By Tim Leeds
Bob's Cycle World of Havre was one of only 14 motorcycle dealers nationwide to receive the 1999 Outstanding dealer award from the national Motorcycle Safety Foundation.
The award recognizes support of motorcycle rider safety training by providing loan motorcycles to training programs and other actively encouraging riders to practice safe riding habits.
Bob's Cycle World, owned and operated by Bob and Jeanette Williams, has been providing several Suzuki motorcycles to be used by students in the Montana Motorcycle Rider Safety Program since the program came to Montana State University-Northern in 1999.
Roger Swearengen, who directs the state-wide program from the university campus, said they have a huge investment in the program. He said Suzuki doesn't give the bikes to the program; they come directly out of the inventory of Bob's Cycle World.
Swearengen said the students always say the best part of the class is when they actually visit Bob's Cycle World. He said it gives them a chance to break the stereotype of bikers, to see that motorcyclists are just real people with real jobs.
"They find out these people are OK," he said.

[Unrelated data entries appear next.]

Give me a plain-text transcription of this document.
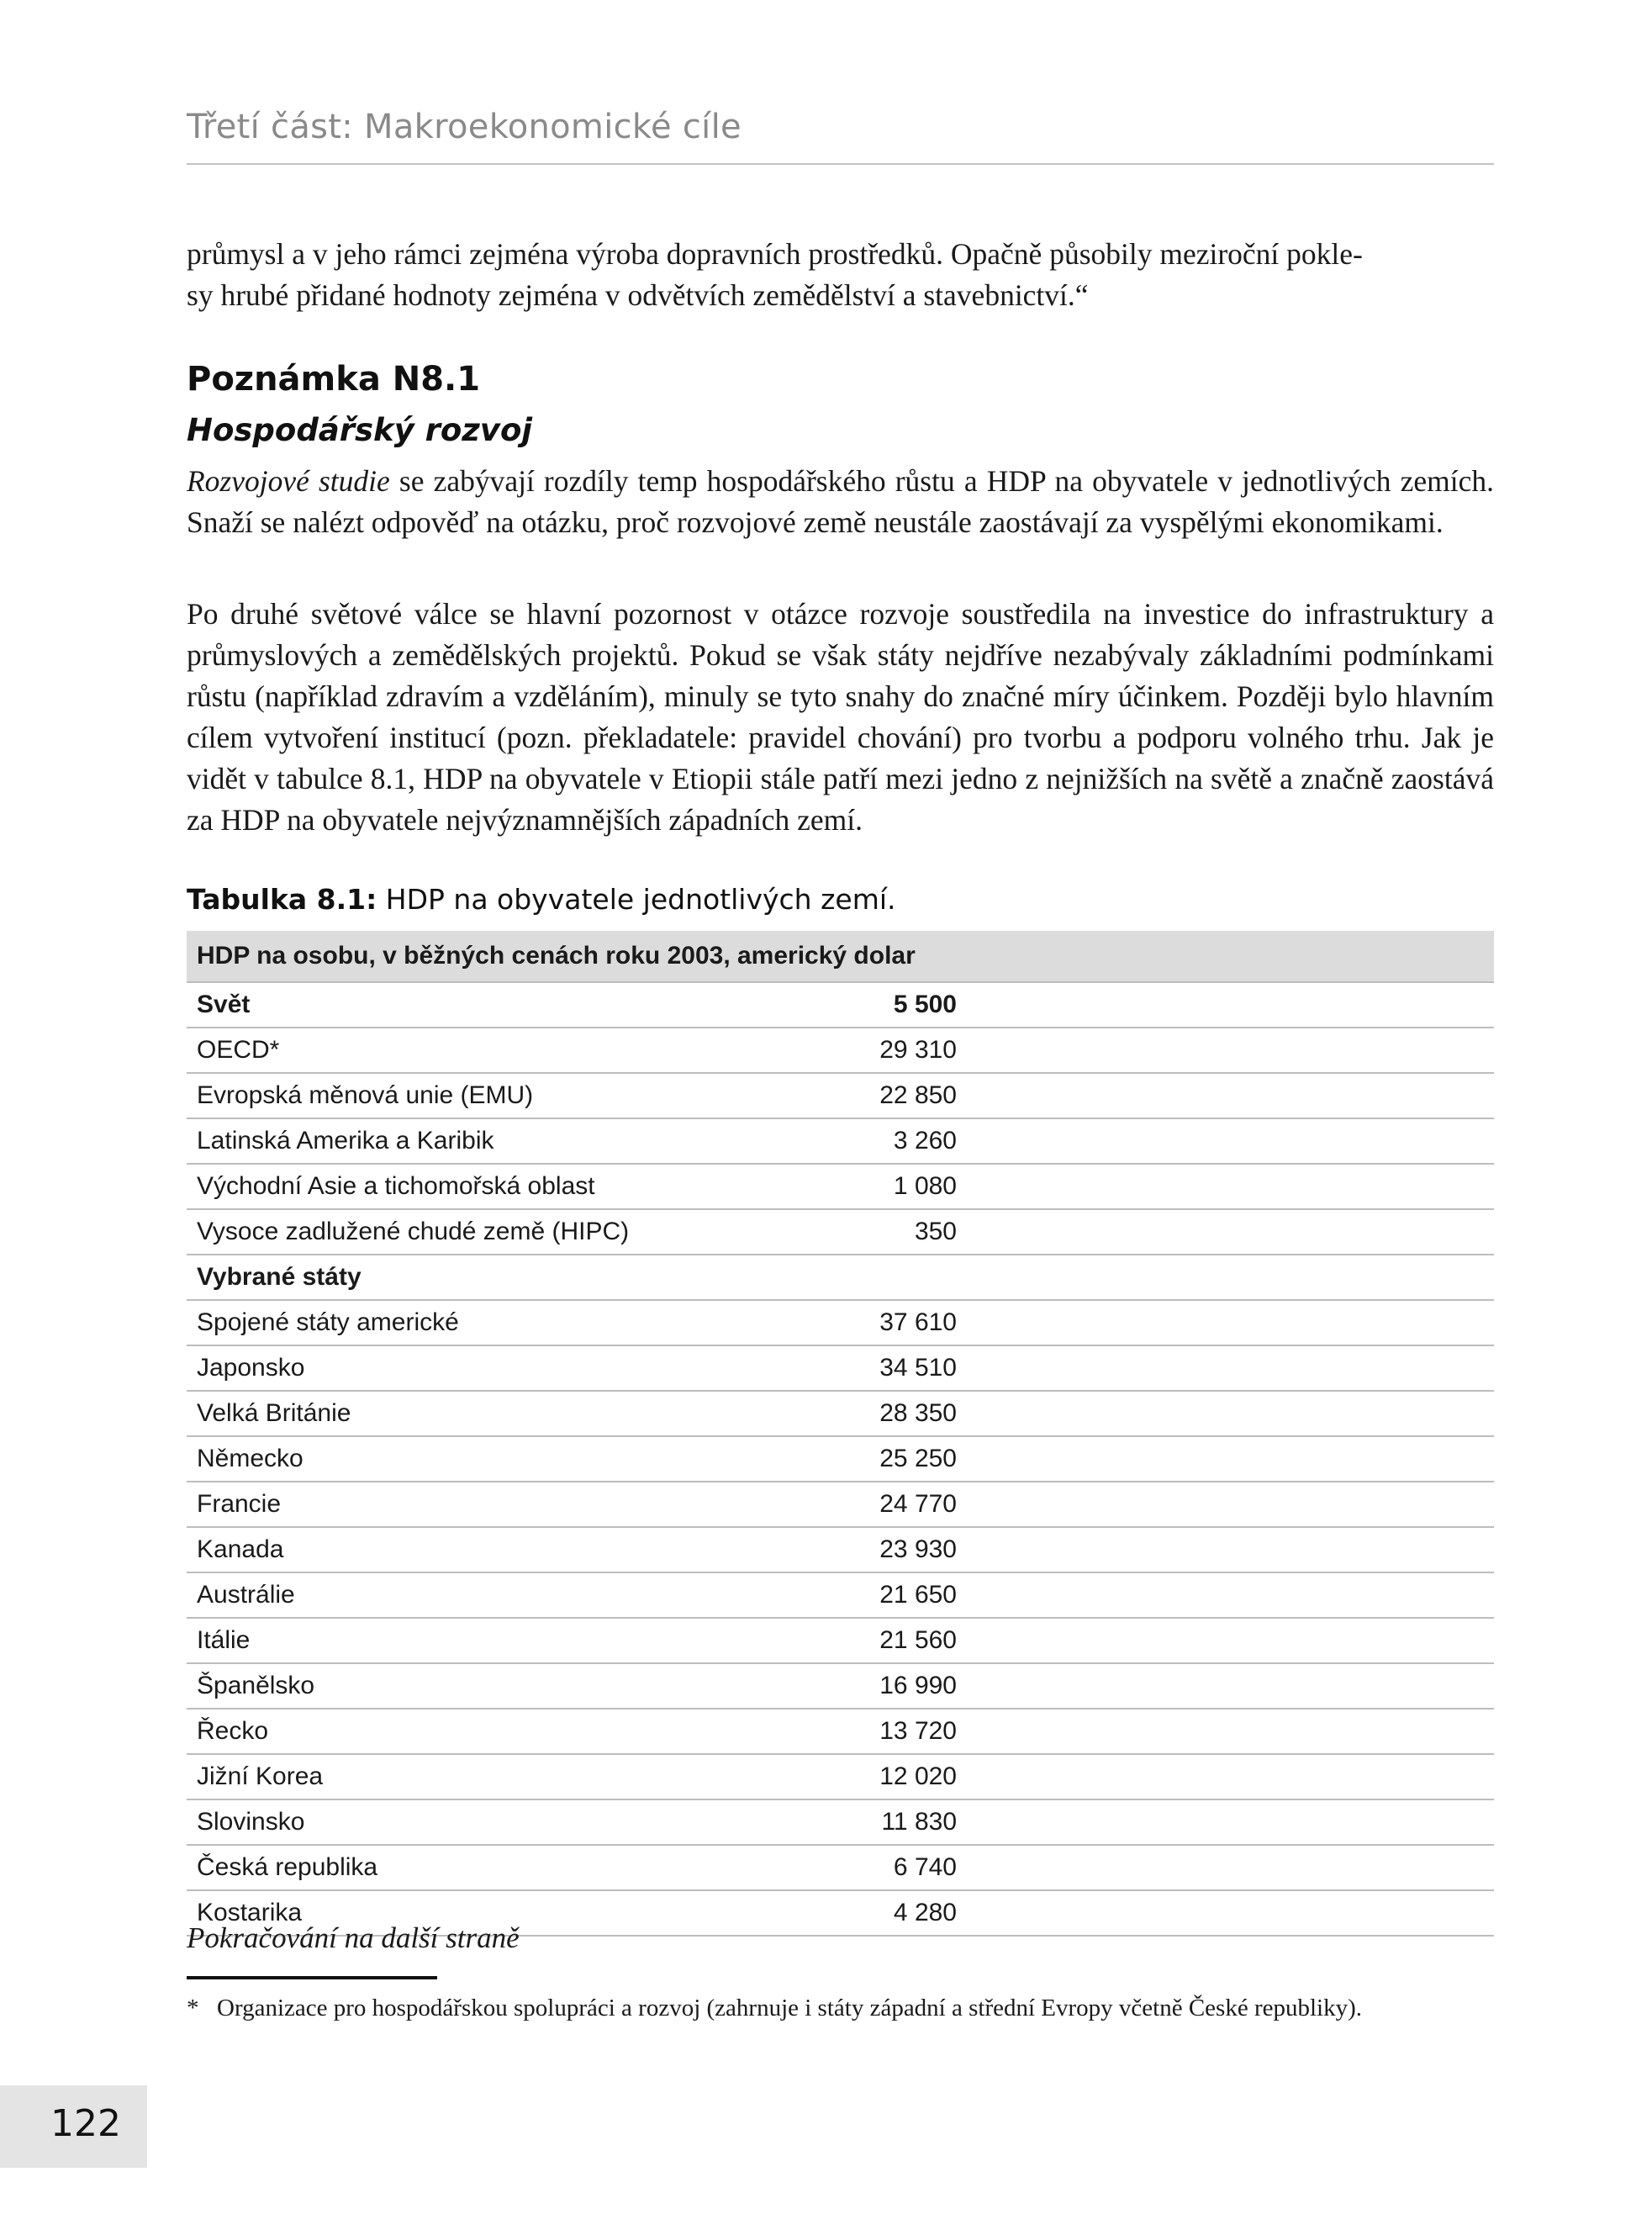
Třetí část: Makroekonomické cíle

průmysl a v jeho rámci zejména výroba dopravních prostředků. Opačně působily meziroční pokle-
sy hrubé přidané hodnoty zejména v odvětvích zemědělství a stavebnictví.“

Poznámka N8.1
Hospodářský rozvoj

Rozvojové studie se zabývají rozdíly temp hospodářského růstu a HDP na obyvatele v jednotlivých zemích. Snaží se nalézt odpověď na otázku, proč rozvojové země neustále zaostávají za vyspělými ekonomikami.

Po druhé světové válce se hlavní pozornost v otázce rozvoje soustředila na investice do infrastruktury a průmyslových a zemědělských projektů. Pokud se však státy nejdříve nezabývaly základními podmínkami růstu (například zdravím a vzděláním), minuly se tyto snahy do značné míry účinkem. Později bylo hlavním cílem vytvoření institucí (pozn. překladatele: pravidel chování) pro tvorbu a podporu volného trhu. Jak je vidět v tabulce 8.1, HDP na obyvatele v Etiopii stále patří mezi jedno z nejnižších na světě a značně zaostává za HDP na obyvatele nejvýznamnějších západních zemí.

Tabulka 8.1: HDP na obyvatele jednotlivých zemí.
HDP na osobu, v běžných cenách roku 2003, americký dolar		
Svět	5 500	
OECD*	29 310	
Evropská měnová unie (EMU)	22 850	
Latinská Amerika a Karibik	3 260	
Východní Asie a tichomořská oblast	1 080	
Vysoce zadlužené chudé země (HIPC)	350	
Vybrané státy		
Spojené státy americké	37 610	
Japonsko	34 510	
Velká Británie	28 350	
Německo	25 250	
Francie	24 770	
Kanada	23 930	
Austrálie	21 650	
Itálie	21 560	
Španělsko	16 990	
Řecko	13 720	
Jižní Korea	12 020	
Slovinsko	11 830	
Česká republika	6 740	
Kostarika	4 280	
Pokračování na další straně
* Organizace pro hospodářskou spolupráci a rozvoj (zahrnuje i státy západní a střední Evropy včetně České republiky).
122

Bob Williams said they have always encouraged safety with the sale and maintenance of motorcycles. He said they make sure the rider is using the properly rated tires, wearing the right clothes, wearing a helmet and more.
The Motorcycle Safety Foundation also noted the dealers' longtime involvement in training high school drivers' education teachers in motorcycle safety, and their distributing promotional flyers and displaying rider safety information in their store.
Swearengen said they try to use the bikes loaned by Bob's Cycle World locally, mainly in Havre, Cut Bank and Great Falls. The statewide operation has nine actual sites.
He said motorcycle safety has been booming around the nation recently. A good indication is new bike sales, he said, which have been up 20 percent a year for the last few years.
Swearengen said there are 60 percent more students in the program this year than last, beating the previous best in 1997. They train about 540 students statewide, he said.
Swearengen said the main reason for the increase is baby boomers coming back to the sport. The average age, he said is 40 to 54.
He said there are also more female riders than ever before. Traditionally, he said, only about nine percent of riders are female. That has grown to about 13 or 14 percent in the past three years, he said. Swearengen said about 34 percent of the students in the safety program are female.